MoonLake is a classic high-risk, high-uncertainty clinical-stage biotech: no product revenue, ongoing losses, and a business model built around one main advanced asset, Sonelokimab. Financially, the company has a relatively clean and simple structure—strong equity, little to no debt, and a cash position that currently supports operations but is being drawn down by development costs. Strategically, its strength lies in a differentiated technology platform and encouraging mid-stage data in diseases with significant unmet needs, which has already attracted interest from large pharma.
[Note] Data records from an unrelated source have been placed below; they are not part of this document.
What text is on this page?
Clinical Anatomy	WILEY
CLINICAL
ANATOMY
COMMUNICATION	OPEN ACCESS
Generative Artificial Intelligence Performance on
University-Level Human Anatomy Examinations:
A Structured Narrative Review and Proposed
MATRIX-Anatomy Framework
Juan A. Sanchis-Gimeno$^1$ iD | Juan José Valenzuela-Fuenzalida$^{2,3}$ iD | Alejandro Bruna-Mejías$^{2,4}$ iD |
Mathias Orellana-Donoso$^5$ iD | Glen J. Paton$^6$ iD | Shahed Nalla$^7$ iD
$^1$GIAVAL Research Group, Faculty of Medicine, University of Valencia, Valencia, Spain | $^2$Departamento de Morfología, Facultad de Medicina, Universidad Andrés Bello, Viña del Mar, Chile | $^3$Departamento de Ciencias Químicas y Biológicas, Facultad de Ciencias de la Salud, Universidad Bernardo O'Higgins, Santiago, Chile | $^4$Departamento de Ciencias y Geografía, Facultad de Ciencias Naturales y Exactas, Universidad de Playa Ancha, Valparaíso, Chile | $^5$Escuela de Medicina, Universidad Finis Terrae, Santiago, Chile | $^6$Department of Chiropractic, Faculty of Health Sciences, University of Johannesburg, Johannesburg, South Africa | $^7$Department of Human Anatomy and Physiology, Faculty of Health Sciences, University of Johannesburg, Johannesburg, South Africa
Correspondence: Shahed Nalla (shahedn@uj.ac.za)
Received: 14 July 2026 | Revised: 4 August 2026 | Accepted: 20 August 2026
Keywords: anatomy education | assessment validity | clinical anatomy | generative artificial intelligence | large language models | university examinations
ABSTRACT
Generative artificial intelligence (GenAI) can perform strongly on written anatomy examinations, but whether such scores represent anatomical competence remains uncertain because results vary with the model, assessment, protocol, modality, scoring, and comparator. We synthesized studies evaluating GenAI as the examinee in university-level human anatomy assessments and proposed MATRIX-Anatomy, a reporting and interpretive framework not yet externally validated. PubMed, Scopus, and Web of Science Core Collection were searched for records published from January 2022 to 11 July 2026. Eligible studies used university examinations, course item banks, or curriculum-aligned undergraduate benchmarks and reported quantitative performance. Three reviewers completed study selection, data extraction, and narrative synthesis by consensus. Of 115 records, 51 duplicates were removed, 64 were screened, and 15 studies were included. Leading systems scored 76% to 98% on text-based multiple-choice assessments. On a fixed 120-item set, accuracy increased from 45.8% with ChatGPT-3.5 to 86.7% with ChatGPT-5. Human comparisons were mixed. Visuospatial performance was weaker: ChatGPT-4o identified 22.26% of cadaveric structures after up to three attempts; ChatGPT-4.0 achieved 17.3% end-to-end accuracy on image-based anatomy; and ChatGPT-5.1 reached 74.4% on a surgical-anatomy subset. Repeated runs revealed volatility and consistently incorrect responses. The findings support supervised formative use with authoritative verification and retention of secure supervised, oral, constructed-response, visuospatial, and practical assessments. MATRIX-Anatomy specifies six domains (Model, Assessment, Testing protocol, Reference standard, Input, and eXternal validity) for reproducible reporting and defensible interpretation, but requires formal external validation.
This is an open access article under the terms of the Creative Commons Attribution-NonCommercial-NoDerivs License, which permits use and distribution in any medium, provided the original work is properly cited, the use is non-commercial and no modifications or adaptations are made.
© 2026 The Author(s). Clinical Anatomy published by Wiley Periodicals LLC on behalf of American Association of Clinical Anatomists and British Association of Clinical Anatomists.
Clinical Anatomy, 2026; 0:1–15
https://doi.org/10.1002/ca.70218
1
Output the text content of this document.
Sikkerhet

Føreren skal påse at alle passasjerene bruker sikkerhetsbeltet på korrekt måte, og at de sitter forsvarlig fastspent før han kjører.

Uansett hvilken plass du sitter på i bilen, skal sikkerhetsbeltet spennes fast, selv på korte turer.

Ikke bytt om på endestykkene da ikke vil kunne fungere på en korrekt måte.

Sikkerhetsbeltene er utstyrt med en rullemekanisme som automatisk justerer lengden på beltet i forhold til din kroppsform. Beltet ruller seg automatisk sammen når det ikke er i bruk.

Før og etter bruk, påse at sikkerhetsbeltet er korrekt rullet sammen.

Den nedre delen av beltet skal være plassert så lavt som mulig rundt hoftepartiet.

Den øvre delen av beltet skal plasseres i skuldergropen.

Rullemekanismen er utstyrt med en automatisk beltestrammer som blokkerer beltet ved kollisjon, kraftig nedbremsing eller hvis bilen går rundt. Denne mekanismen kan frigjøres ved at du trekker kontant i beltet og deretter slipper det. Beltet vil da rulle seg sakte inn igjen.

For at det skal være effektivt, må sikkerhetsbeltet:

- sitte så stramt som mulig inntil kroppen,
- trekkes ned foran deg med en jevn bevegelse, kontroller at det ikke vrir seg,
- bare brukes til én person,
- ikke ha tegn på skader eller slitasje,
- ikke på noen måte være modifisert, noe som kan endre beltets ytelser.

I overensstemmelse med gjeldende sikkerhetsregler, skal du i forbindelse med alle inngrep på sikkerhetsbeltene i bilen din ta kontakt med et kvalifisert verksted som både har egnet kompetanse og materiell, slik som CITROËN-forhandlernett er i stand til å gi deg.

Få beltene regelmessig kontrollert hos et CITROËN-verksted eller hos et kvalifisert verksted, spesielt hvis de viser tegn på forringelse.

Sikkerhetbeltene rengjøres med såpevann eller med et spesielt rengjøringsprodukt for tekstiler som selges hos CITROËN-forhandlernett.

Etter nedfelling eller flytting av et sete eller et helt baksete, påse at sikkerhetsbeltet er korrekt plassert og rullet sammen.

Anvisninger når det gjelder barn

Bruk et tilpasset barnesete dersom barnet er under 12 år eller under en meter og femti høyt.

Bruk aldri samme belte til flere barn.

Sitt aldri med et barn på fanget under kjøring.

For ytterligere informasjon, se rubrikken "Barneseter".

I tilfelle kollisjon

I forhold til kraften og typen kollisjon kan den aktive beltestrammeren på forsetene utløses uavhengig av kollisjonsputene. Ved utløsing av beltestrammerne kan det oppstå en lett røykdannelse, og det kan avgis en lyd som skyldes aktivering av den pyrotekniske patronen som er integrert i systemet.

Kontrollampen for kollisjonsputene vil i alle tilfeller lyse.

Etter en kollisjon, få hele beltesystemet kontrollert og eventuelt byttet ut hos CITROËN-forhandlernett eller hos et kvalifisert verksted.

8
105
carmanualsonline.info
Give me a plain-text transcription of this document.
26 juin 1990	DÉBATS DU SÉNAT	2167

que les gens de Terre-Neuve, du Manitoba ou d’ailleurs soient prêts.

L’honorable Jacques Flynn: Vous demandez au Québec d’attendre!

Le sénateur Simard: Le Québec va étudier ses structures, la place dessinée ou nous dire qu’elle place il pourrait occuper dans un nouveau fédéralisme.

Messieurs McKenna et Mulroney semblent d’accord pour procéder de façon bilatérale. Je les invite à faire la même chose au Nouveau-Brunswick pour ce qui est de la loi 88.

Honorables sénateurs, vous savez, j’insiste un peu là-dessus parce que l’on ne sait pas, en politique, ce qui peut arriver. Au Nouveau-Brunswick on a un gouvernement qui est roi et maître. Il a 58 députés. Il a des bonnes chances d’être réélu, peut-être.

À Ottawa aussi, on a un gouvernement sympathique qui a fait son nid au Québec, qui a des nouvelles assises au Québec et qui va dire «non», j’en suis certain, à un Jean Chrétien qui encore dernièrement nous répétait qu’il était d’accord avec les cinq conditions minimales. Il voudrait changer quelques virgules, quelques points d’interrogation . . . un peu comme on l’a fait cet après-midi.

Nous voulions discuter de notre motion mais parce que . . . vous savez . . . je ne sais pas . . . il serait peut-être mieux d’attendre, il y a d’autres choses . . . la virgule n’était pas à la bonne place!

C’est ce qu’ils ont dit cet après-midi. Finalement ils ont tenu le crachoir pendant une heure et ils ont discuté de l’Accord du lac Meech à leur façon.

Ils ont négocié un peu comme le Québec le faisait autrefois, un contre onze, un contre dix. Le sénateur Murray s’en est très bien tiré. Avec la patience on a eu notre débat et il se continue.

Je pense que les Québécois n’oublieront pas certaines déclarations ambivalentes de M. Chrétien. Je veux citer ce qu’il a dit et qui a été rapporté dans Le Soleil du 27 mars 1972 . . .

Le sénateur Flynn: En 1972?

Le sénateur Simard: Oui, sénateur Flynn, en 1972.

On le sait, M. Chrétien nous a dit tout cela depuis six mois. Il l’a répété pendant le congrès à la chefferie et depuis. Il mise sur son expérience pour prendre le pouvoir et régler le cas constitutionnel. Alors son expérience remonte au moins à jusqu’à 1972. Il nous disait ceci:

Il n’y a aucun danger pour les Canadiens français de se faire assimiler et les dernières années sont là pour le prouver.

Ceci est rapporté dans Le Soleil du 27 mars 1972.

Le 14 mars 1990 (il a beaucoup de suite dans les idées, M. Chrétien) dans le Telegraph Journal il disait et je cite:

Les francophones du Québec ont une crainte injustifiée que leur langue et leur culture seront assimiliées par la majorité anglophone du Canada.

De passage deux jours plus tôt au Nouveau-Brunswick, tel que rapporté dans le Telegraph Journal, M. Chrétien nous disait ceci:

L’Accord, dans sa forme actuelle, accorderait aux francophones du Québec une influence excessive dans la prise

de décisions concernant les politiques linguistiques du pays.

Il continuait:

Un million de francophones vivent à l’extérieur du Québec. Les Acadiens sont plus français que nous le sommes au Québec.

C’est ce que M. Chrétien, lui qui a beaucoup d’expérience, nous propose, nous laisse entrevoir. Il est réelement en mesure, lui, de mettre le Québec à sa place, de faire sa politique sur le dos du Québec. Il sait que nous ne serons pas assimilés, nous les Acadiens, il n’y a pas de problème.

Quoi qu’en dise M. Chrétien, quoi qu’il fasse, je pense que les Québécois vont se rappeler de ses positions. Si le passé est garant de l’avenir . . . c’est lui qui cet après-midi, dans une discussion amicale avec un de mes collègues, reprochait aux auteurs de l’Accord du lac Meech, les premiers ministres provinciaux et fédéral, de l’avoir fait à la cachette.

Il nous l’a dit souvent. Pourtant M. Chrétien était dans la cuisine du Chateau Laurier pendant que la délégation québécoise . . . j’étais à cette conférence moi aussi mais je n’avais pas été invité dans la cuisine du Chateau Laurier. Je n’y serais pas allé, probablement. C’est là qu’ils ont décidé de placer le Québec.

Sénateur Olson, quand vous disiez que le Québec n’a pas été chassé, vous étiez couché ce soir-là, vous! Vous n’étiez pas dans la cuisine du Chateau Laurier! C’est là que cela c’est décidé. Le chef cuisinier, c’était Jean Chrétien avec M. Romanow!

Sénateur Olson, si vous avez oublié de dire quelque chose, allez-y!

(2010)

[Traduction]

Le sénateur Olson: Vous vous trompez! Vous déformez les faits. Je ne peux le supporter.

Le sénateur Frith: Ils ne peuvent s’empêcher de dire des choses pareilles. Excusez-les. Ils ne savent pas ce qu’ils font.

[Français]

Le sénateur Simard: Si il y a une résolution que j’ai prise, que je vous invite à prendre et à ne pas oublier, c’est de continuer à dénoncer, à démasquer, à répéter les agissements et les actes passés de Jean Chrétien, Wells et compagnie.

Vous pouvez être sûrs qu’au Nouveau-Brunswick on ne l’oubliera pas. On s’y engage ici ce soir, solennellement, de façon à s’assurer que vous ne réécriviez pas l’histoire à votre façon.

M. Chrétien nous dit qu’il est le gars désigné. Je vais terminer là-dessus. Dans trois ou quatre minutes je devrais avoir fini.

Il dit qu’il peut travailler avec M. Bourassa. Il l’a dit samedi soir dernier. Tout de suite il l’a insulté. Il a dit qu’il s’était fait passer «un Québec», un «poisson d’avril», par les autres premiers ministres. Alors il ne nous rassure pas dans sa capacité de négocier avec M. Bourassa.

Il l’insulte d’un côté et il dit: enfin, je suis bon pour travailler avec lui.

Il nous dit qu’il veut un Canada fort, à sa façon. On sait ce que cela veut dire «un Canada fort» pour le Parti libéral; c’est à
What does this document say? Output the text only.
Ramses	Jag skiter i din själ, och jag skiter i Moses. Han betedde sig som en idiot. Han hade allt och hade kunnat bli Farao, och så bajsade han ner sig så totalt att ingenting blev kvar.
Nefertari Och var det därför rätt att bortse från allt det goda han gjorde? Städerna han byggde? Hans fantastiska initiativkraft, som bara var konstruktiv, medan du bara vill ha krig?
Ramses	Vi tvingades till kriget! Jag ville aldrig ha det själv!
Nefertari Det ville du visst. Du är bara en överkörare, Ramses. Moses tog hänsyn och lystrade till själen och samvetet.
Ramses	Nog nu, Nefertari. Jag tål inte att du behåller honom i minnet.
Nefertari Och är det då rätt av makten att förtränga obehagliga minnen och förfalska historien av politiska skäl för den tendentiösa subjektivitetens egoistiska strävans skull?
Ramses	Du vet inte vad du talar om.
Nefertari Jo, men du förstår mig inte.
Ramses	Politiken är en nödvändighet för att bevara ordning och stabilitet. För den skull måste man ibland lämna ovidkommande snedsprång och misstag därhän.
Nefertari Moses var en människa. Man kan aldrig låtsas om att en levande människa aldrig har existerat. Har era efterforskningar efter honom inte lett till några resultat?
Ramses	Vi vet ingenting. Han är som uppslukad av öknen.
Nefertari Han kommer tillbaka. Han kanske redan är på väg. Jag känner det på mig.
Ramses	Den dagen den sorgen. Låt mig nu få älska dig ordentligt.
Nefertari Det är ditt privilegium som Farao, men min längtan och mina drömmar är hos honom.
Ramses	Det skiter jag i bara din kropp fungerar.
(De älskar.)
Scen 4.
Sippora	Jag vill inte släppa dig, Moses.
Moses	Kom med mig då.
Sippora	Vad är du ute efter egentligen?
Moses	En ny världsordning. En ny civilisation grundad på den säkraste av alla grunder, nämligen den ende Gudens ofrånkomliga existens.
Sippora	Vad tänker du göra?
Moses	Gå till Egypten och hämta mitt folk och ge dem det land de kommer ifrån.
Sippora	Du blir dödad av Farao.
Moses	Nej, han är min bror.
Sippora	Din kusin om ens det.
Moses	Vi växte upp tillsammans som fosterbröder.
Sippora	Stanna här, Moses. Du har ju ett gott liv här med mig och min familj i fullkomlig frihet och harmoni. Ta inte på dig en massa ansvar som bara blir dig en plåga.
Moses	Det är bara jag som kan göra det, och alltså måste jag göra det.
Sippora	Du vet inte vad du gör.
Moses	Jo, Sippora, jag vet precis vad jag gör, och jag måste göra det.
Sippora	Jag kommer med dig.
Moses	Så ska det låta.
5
The flip side is concentrated risk: outcomes depend heavily on a few pivotal trials, regulatory decisions, and the ability to compete against entrenched players in a crowded space. For anyone following MoonLake, the story is less about current financial metrics and more about clinical milestones, regulatory interactions, competitive data, and access to capital over the next several years.